In this case, taking the shortcut that tempted me would have saved time and money, but I resisted it. In every one of my letters to families I included a self-addressed, stamped envelope to make returning the letter trouble-free. Inviting families to brag about their children was like hanging laundry on the line—a simple pleasure with intrinsic value. Including that self-addressed, stamped envelope was like using extra space on the clothesline or being profligate with the clothespins, but the rewards outweighed the blow to efficiency. I was making positive connections before the year even started, and families were wrapping up the summer with proud notes that reminded them of how their children were special and capable.
I have other examples of shortcuts I’ve resisted in my teaching practice. In addition to a colorful folder, a pad of paper, and a special felt-tip pen at each student’s desk space on the first day of class, I put a clementine and a square of chocolate.
When I’m preparing for a nonfiction writing craft lesson, I’m thoughtful about selecting mentor texts to give my students. Each book will have an example of the craft we’re studying, but the subject of the book will have some connection to a child’s interest, making it more likely that she or he will engage with learning the craft by already having a connection with the content.
When I’m going to teach a class of preservice teachers, I send out an email before the first class, welcoming everyone and giving them a sense of what they have to look forward to during the semester. The content of the letter is the same for each person, but I take the extra time to write individual names in the salutation and send separate emails rather than a blast to the entire list with just “Greetings!” or “Dear All” in the beginning.

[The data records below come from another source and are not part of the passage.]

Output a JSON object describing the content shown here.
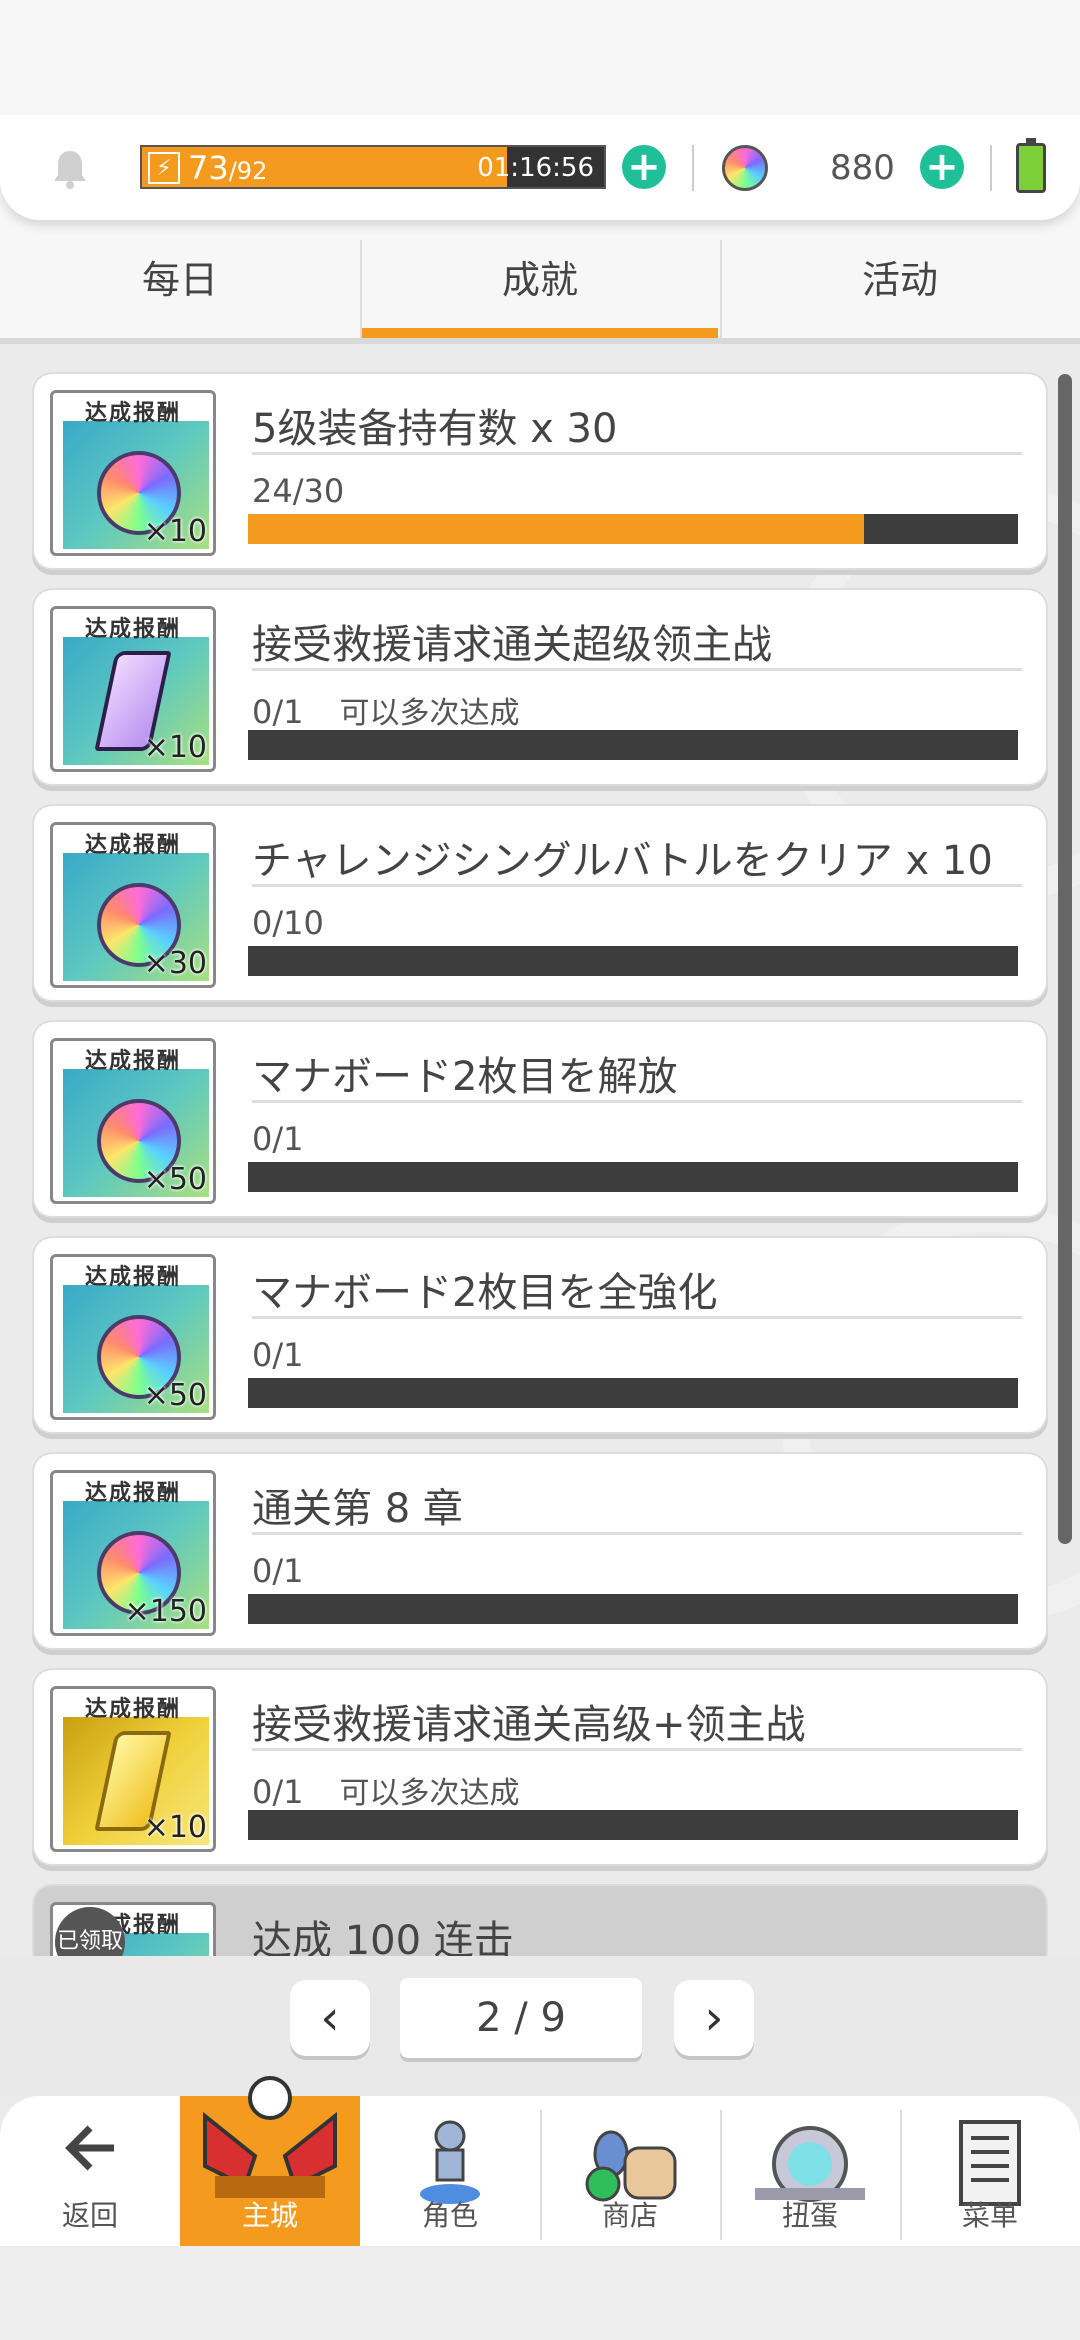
{
  "status": {
    "stamina_current": "73",
    "stamina_max": "/92",
    "stamina_fraction": 0.79,
    "stamina_timer": "01:16:56",
    "gems": "880"
  },
  "tabs": [
    {
      "label": "每日"
    },
    {
      "label": "成就"
    },
    {
      "label": "活动"
    }
  ],
  "reward_label": "达成报酬",
  "claimed_label": "已领取",
  "achievements": [
    {
      "title": "5级装备持有数 x 30",
      "progress": "24/30",
      "note": "",
      "fraction": 0.8,
      "qty": "×10",
      "reward": "rainbow-orb"
    },
    {
      "title": "接受救援请求通关超级领主战",
      "progress": "0/1",
      "note": "可以多次达成",
      "fraction": 0,
      "qty": "×10",
      "reward": "purple-crystal"
    },
    {
      "title": "チャレンジシングルバトルをクリア x 10",
      "progress": "0/10",
      "note": "",
      "fraction": 0,
      "qty": "×30",
      "reward": "rainbow-orb"
    },
    {
      "title": "マナボード2枚目を解放",
      "progress": "0/1",
      "note": "",
      "fraction": 0,
      "qty": "×50",
      "reward": "rainbow-orb"
    },
    {
      "title": "マナボード2枚目を全強化",
      "progress": "0/1",
      "note": "",
      "fraction": 0,
      "qty": "×50",
      "reward": "rainbow-orb"
    },
    {
      "title": "通关第 8 章",
      "progress": "0/1",
      "note": "",
      "fraction": 0,
      "qty": "×150",
      "reward": "rainbow-orb"
    },
    {
      "title": "接受救援请求通关高级+领主战",
      "progress": "0/1",
      "note": "可以多次达成",
      "fraction": 0,
      "qty": "×10",
      "reward": "gold-crystal"
    },
    {
      "title": "达成 100 连击",
      "progress": "",
      "note": "",
      "fraction": 0,
      "qty": "",
      "reward": "rainbow-orb",
      "claimed": true
    }
  ],
  "pager": {
    "page": "2 / 9"
  },
  "nav": [
    {
      "label": "返回",
      "icon": "back-arrow-icon"
    },
    {
      "label": "主城",
      "icon": "castle-icon"
    },
    {
      "label": "角色",
      "icon": "character-icon"
    },
    {
      "label": "商店",
      "icon": "shop-icon"
    },
    {
      "label": "扭蛋",
      "icon": "gacha-icon"
    },
    {
      "label": "菜单",
      "icon": "menu-icon"
    }
  ],
  "colors": {
    "accent": "#f49b1f",
    "plus": "#1fbf97",
    "bar_bg": "#3d3d3d"
  }
}
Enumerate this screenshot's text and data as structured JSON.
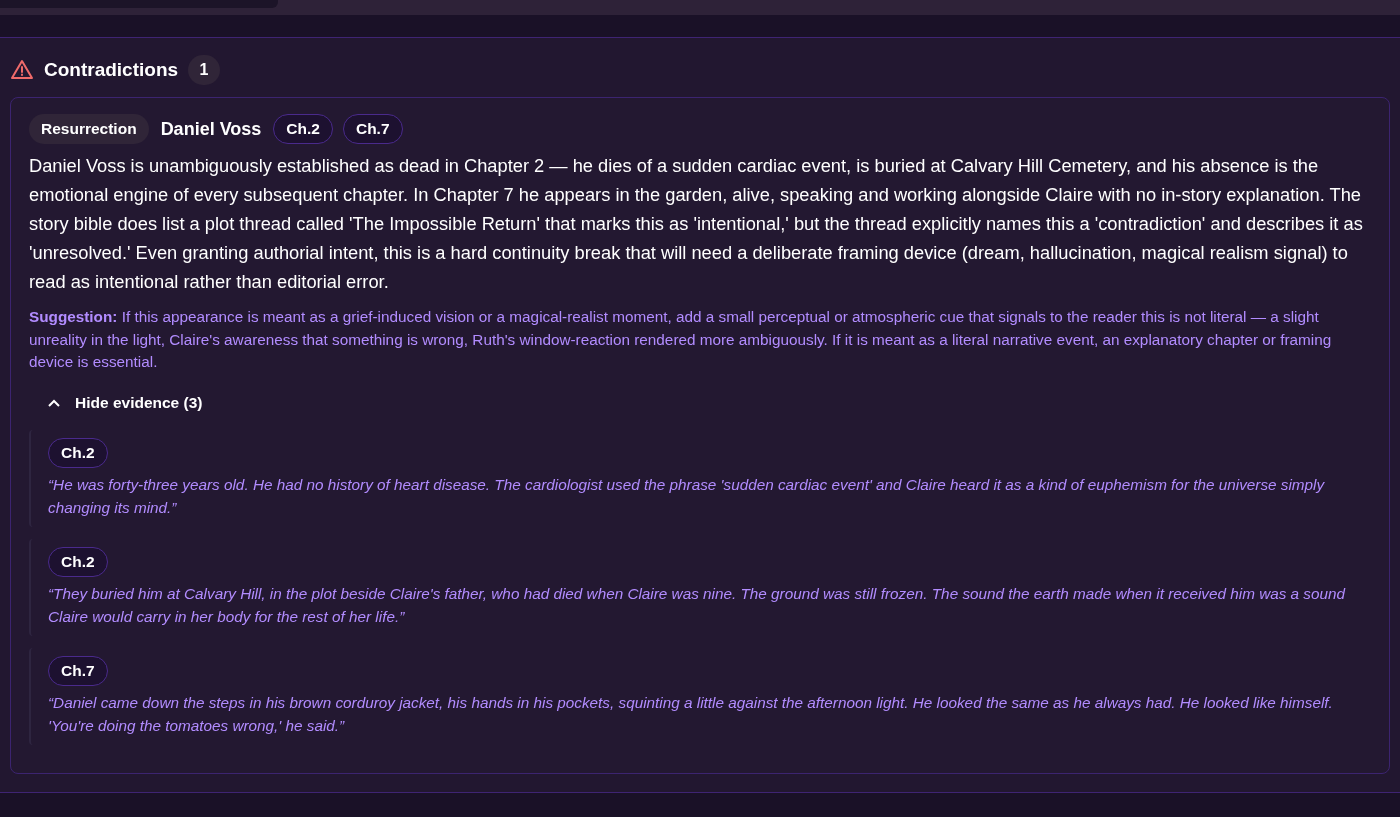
{
  "section": {
    "title": "Contradictions",
    "count": "1"
  },
  "issues": [
    {
      "tag": "Resurrection",
      "character": "Daniel Voss",
      "chapters": [
        "Ch.2",
        "Ch.7"
      ],
      "description": "Daniel Voss is unambiguously established as dead in Chapter 2 — he dies of a sudden cardiac event, is buried at Calvary Hill Cemetery, and his absence is the emotional engine of every subsequent chapter. In Chapter 7 he appears in the garden, alive, speaking and working alongside Claire with no in-story explanation. The story bible does list a plot thread called 'The Impossible Return' that marks this as 'intentional,' but the thread explicitly names this a 'contradiction' and describes it as 'unresolved.' Even granting authorial intent, this is a hard continuity break that will need a deliberate framing device (dream, hallucination, magical realism signal) to read as intentional rather than editorial error.",
      "suggestion": "**Suggestion:** If this appearance is meant as a grief-induced vision or a magical-realist moment, add a small perceptual or atmospheric cue that signals to the reader this is not literal — a slight unreality in the light, Claire's awareness that something is wrong, Ruth's window-reaction rendered more ambiguously. If it is meant as a literal narrative event, an explanatory chapter or framing device is essential.",
      "evidence_toggle": {
        "label": "Hide evidence (3)",
        "expanded": true
      },
      "evidence": [
        {
          "chapter": "Ch.2",
          "quote": "“He was forty-three years old. He had no history of heart disease. The cardiologist used the phrase 'sudden cardiac event' and Claire heard it as a kind of euphemism for the universe simply changing its mind.”"
        },
        {
          "chapter": "Ch.2",
          "quote": "“They buried him at Calvary Hill, in the plot beside Claire's father, who had died when Claire was nine. The ground was still frozen. The sound the earth made when it received him was a sound Claire would carry in her body for the rest of her life.”"
        },
        {
          "chapter": "Ch.7",
          "quote": "“Daniel came down the steps in his brown corduroy jacket, his hands in his pockets, squinting a little against the afternoon light. He looked the same as he always had. He looked like himself. 'You're doing the tomatoes wrong,' he said.”"
        }
      ]
    }
  ]
}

Maximum efficiency? No. Building early connections and establishing expectations for individualized attention? Yes.
In her article “Beyond Words: The Relational Dimension of Learning to Read and Write,” Judith Lysaker writes about the relational aspects of teaching and learning, those small, intentional acts with big rewards, including ritual, physical closeness, shared objects, shared meaning making, and celebration. Slowing down and resisting the shortcut is one of the most challenging assignments a teacher faces—we pride ourselves on our multitasking talents; in fact, it’s a trait that makes professional survival possible. Yet discovering the inner satisfaction that comes from “dialing it back,” as my husband says, hanging laundry instead of using the dryer and using as much clothesline space and as many clothespins as you want, is restorative. It’s yoga for the brain.